Is biobetter better?

The brand issue can also be a headache for biosimilar market access if there is competition from a biobetter – effectively a second-generation biologic with enhanced efficacy, safety or ease of use. Some companies, such as Teva, Pfizer and MedImmune, are pursuing the biobetter rather than the biosimilar route and this, say some analysts, could be a wise move as the USA has a 12-year exclusivity period for originator biologics, including biobetters. Says Dr Herren Wu, vice president and head of biosuperiors and antibody discovery and protein engineering at MedImmune: “Biobetters provide additional clinical benefits to patients over biosimilars and they also provide a good risk balance to R&D portfolios.”

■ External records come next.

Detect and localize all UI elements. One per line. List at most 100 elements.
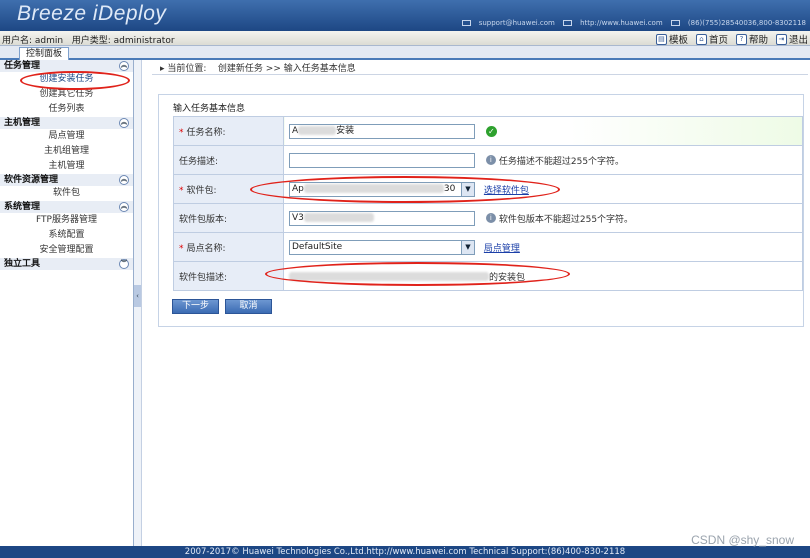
required-marker: * — [179, 185, 184, 196]
sidebar-group-system[interactable]: 系统管理 ︽ — [0, 201, 133, 213]
package-version-input[interactable]: V3 — [289, 210, 475, 226]
user-bar: 用户名: admin 用户类型: administrator ▤ 模板 ⌂ 首页 ?… — [0, 31, 810, 46]
collapse-icon[interactable]: ︽ — [119, 118, 129, 128]
task-desc-label: 任务描述: — [173, 145, 284, 175]
package-version-label: 软件包版本: — [173, 203, 284, 233]
site-management-link[interactable]: 局点管理 — [484, 244, 520, 254]
task-form: 输入任务基本信息 * 任务名称: A 安装 ✓ 任务描述: i 任务描述不能超过255… — [158, 94, 804, 327]
sidebar: 任务管理 ︽ 创建安装任务 创建其它任务 任务列表 主机管理 ︽ 局点管理 主机组管… — [0, 60, 134, 546]
collapse-sidebar-icon[interactable]: ‹ — [134, 285, 141, 307]
collapse-icon[interactable]: ︽ — [119, 202, 129, 212]
tab-row: 控制面板 — [0, 46, 810, 60]
row-package: * 软件包: Ap 30 ▼ 选择软件包 — [173, 174, 803, 204]
site-name-cell: DefaultSite ▼ 局点管理 — [283, 232, 803, 262]
mail-icon — [461, 20, 471, 26]
template-icon: ▤ — [655, 33, 667, 45]
breadcrumb: ▸ 当前位置: 创建新任务 >> 输入任务基本信息 — [160, 61, 356, 74]
site-name-label: * 局点名称: — [173, 232, 284, 262]
collapse-icon[interactable]: ︽ — [119, 61, 129, 71]
package-desc-label-text: 软件包描述: — [179, 272, 228, 283]
section-title: 输入任务基本信息 — [173, 104, 246, 114]
required-marker: * — [179, 243, 184, 254]
chevron-down-icon[interactable]: ▼ — [461, 240, 474, 254]
user-type-label: 用户类型: — [71, 36, 111, 46]
template-link-label: 模板 — [668, 35, 688, 46]
expand-icon[interactable]: ︾ — [119, 259, 129, 269]
task-desc-hint: 任务描述不能超过255个字符。 — [498, 156, 625, 167]
task-name-label-text: 任务名称: — [186, 127, 226, 138]
task-desc-input[interactable] — [289, 152, 475, 168]
site-name-select[interactable]: DefaultSite ▼ — [289, 239, 475, 255]
user-name: admin — [34, 36, 64, 46]
site-name-value: DefaultSite — [292, 241, 343, 252]
row-package-desc: 软件包描述: 的安装包 — [173, 261, 803, 291]
site-name-label-text: 局点名称: — [186, 243, 226, 254]
home-icon: ⌂ — [695, 33, 707, 45]
sidebar-item-system-config[interactable]: 系统配置 — [0, 228, 133, 243]
sidebar-group-label: 独立工具 — [4, 259, 41, 269]
package-desc-cell: 的安装包 — [283, 261, 803, 291]
package-label: * 软件包: — [173, 174, 284, 204]
support-phone: (86)(755)28540036,800-8302118 — [687, 19, 806, 27]
task-name-input[interactable]: A 安装 — [289, 123, 475, 139]
next-button[interactable]: 下一步 — [172, 299, 219, 314]
support-email: support@huawei.com — [478, 19, 555, 27]
top-links: ▤ 模板 ⌂ 首页 ? 帮助 ⇥ 退出 — [655, 32, 808, 46]
redacted-text — [298, 125, 337, 135]
help-link[interactable]: ? 帮助 — [735, 32, 768, 46]
logout-link-label: 退出 — [788, 35, 808, 46]
breadcrumb-prefix: 当前位置: — [167, 64, 207, 74]
collapse-icon[interactable]: ︽ — [119, 175, 129, 185]
sidebar-item-site-management[interactable]: 局点管理 — [0, 129, 133, 144]
tab-control-panel[interactable]: 控制面板 — [19, 47, 70, 60]
template-link[interactable]: ▤ 模板 — [655, 32, 688, 46]
sidebar-group-software[interactable]: 软件资源管理 ︽ — [0, 174, 133, 186]
check-icon: ✓ — [485, 125, 497, 137]
sidebar-item-create-install-task[interactable]: 创建安装任务 — [0, 72, 133, 87]
form-table: * 任务名称: A 安装 ✓ 任务描述: i 任务描述不能超过255个字符。 * 软件包… — [173, 116, 803, 291]
home-link[interactable]: ⌂ 首页 — [695, 32, 728, 46]
package-cell: Ap 30 ▼ 选择软件包 — [283, 174, 803, 204]
select-package-link[interactable]: 选择软件包 — [484, 186, 529, 196]
footer: 2007-2017© Huawei Technologies Co.,Ltd.h… — [0, 546, 810, 558]
package-desc-label: 软件包描述: — [173, 261, 284, 291]
sidebar-item-host-group-management[interactable]: 主机组管理 — [0, 144, 133, 159]
sidebar-splitter[interactable]: ‹ — [134, 60, 142, 546]
chevron-down-icon[interactable]: ▼ — [461, 182, 474, 196]
logout-link[interactable]: ⇥ 退出 — [775, 32, 808, 46]
contact-info: support@huawei.com http://www.huawei.com… — [456, 19, 806, 27]
row-package-version: 软件包版本: V3 i 软件包版本不能超过255个字符。 — [173, 203, 803, 233]
sidebar-group-label: 系统管理 — [4, 202, 41, 212]
help-link-label: 帮助 — [748, 35, 768, 46]
logout-icon: ⇥ — [775, 33, 787, 45]
sidebar-group-task[interactable]: 任务管理 ︽ — [0, 60, 133, 72]
sidebar-item-host-management[interactable]: 主机管理 — [0, 159, 133, 174]
sidebar-group-label: 软件资源管理 — [4, 175, 59, 185]
sidebar-group-label: 任务管理 — [4, 61, 41, 71]
sidebar-item-task-list[interactable]: 任务列表 — [0, 102, 133, 117]
redacted-text — [303, 183, 444, 193]
user-label: 用户名: — [2, 36, 33, 46]
package-desc-value: 的安装包 — [489, 272, 526, 283]
breadcrumb-divider — [152, 74, 808, 75]
task-desc-label-text: 任务描述: — [179, 156, 219, 167]
sidebar-item-ftp-server[interactable]: FTP服务器管理 — [0, 213, 133, 228]
home-link-label: 首页 — [708, 35, 728, 46]
sidebar-item-security-config[interactable]: 安全管理配置 — [0, 243, 133, 258]
package-version-cell: V3 i 软件包版本不能超过255个字符。 — [283, 203, 803, 233]
info-icon: i — [485, 213, 496, 223]
sidebar-item-software-package[interactable]: 软件包 — [0, 186, 133, 201]
package-value-prefix: Ap — [292, 183, 304, 194]
breadcrumb-path: 创建新任务 >> 输入任务基本信息 — [217, 64, 356, 74]
package-value-suffix: 30 — [443, 183, 456, 194]
row-task-desc: 任务描述: i 任务描述不能超过255个字符。 — [173, 145, 803, 175]
task-name-value-suffix: 安装 — [336, 125, 355, 136]
sidebar-group-host[interactable]: 主机管理 ︽ — [0, 117, 133, 129]
redacted-text — [303, 212, 374, 222]
sidebar-item-create-other-task[interactable]: 创建其它任务 — [0, 87, 133, 102]
user-type: administrator — [113, 36, 175, 46]
cancel-button[interactable]: 取消 — [225, 299, 272, 314]
watermark: CSDN @shy_snow — [691, 533, 794, 547]
sidebar-group-tools[interactable]: 独立工具 ︾ — [0, 258, 133, 270]
package-select[interactable]: Ap 30 ▼ — [289, 181, 475, 197]
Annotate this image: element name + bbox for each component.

Nevertheless, although multiple challenges and hurdles remain for biosimilars, analysts are optimistic about future success in this sector. Indeed, notes Denison-Pender, “even if a biosimilar comes in at half the price, you are still looking at a 30% margin, which is more than a small molecule generic and represents a ‘comfortable’ return on investment”. It’s a time of anticipation as we await 2013 and a biosimilar rituximab. Watching how the world reacts then will define how other companies move forward and how a new era of drug access and innovation is spurred.